The six-hour batch was eating one engineer’s weekend every two weeks. Nobody had measured it.
A HealthTech client last year. The customer ingestion pipeline ran nightly. Six hours wall clock. Most nights it finished by 5am. Two or three nights per month it failed at hour 4, woke up the on-call engineer, and ate her Saturday until everything was reprocessed.
The first proposal on the table when I joined: move to streaming. Kafka, Flink, the whole thing. Cost estimate: 3 months of engineering plus €4-6K/month in new infra.
I asked a different question. What’s actually slow in the batch?
We pulled the run logs from the last 60 days. The answer surprised everyone: one stage took 4.5 of the 6 hours. A monolithic upsert against a table that had grown 30x in two years without partitioning. Everything else combined was 90 minutes.
Three weeks of work later:
- Partitioned the target table by ingestion date
- Split the upsert into 12 parallel chunks
- Added incremental logic so reruns processed only the failed chunk
Batch time dropped from 6 hours to 40 minutes. The failure rate dropped because each chunk was small enough to retry cleanly. Weekend on-call calls dropped to zero.
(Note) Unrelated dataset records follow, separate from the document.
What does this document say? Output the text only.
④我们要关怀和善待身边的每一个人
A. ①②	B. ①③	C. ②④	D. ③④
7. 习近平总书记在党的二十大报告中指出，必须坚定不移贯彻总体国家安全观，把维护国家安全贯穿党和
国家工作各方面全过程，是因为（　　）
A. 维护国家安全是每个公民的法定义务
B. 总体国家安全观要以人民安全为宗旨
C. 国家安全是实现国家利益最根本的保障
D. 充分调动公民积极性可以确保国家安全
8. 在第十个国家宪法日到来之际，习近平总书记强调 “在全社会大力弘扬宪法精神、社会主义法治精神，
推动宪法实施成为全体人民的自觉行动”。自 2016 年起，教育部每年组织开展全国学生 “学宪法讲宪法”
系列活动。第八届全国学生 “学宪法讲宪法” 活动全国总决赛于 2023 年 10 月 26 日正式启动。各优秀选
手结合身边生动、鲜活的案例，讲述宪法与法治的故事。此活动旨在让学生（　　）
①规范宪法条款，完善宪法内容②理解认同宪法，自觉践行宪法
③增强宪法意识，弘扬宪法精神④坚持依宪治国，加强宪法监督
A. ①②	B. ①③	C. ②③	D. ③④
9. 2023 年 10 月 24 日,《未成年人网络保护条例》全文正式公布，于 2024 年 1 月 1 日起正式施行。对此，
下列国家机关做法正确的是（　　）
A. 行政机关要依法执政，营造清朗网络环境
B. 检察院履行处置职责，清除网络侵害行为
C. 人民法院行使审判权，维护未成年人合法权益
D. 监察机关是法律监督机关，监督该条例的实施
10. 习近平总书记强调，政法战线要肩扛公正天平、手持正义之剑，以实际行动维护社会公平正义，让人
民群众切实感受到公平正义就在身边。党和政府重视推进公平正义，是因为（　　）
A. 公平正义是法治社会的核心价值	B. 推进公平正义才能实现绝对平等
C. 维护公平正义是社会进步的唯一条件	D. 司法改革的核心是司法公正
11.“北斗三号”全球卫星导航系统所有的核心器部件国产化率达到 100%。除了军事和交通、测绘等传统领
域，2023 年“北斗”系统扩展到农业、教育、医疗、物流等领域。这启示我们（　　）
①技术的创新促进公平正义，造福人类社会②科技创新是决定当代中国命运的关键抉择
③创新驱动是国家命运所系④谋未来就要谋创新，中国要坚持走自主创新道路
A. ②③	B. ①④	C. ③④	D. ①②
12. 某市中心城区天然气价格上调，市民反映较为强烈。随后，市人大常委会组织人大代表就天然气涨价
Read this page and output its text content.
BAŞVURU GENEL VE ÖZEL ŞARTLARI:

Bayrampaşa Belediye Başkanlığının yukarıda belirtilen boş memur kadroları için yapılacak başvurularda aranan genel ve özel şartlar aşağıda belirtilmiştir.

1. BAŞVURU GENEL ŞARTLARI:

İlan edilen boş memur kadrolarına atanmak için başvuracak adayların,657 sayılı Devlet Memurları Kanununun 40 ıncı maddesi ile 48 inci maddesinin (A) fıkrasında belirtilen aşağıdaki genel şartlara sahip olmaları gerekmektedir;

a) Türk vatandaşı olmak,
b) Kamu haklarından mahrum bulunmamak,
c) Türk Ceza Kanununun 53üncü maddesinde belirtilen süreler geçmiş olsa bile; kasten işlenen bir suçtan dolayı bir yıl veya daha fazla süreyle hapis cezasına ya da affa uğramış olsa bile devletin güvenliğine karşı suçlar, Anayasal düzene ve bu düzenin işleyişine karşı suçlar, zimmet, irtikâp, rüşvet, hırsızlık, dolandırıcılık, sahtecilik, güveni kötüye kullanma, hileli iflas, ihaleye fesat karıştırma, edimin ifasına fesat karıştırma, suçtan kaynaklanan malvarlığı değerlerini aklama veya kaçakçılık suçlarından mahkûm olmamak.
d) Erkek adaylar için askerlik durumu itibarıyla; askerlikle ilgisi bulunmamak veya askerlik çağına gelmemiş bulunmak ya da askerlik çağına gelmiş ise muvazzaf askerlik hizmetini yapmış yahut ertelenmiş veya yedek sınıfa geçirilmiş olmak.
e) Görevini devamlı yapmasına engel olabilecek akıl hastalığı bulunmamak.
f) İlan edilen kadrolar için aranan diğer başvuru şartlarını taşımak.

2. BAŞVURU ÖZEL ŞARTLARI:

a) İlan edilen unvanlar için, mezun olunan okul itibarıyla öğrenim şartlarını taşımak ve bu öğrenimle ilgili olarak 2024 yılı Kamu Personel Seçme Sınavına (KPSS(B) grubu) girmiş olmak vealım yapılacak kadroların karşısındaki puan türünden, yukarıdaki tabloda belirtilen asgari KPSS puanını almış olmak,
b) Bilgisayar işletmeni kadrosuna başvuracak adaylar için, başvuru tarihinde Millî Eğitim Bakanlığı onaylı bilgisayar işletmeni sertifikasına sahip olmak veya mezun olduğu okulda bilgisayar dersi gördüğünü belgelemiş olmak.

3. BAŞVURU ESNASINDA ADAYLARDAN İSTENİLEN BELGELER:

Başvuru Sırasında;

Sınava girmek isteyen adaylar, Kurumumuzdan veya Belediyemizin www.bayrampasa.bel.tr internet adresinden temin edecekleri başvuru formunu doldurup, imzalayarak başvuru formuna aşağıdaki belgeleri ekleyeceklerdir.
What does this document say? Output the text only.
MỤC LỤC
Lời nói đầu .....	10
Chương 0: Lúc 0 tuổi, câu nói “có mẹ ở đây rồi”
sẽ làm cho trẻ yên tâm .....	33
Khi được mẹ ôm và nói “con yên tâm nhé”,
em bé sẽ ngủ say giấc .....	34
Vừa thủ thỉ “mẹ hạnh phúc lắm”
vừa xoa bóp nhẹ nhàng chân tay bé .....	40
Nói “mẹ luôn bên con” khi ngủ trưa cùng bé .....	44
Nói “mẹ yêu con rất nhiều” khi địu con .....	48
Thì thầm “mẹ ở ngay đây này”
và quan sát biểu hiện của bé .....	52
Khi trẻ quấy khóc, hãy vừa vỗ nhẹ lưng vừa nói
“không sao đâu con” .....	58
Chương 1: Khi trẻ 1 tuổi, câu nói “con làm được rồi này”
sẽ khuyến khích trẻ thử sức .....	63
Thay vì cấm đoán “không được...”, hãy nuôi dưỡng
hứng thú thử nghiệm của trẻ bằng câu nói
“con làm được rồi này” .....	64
Total cost: less than €100/month in extra compute. Total saved: a senior engineer’s weekend, twice a month.
The teams I see jumping to streaming are usually solving the wrong problem. Real-time has its uses, but most “we need streaming” conversations are actually “we need partitioning and parallelism.”
Look at the run logs first. The bottleneck is almost never what you assumed.
What’s the slowest batch stage in your pipeline right now?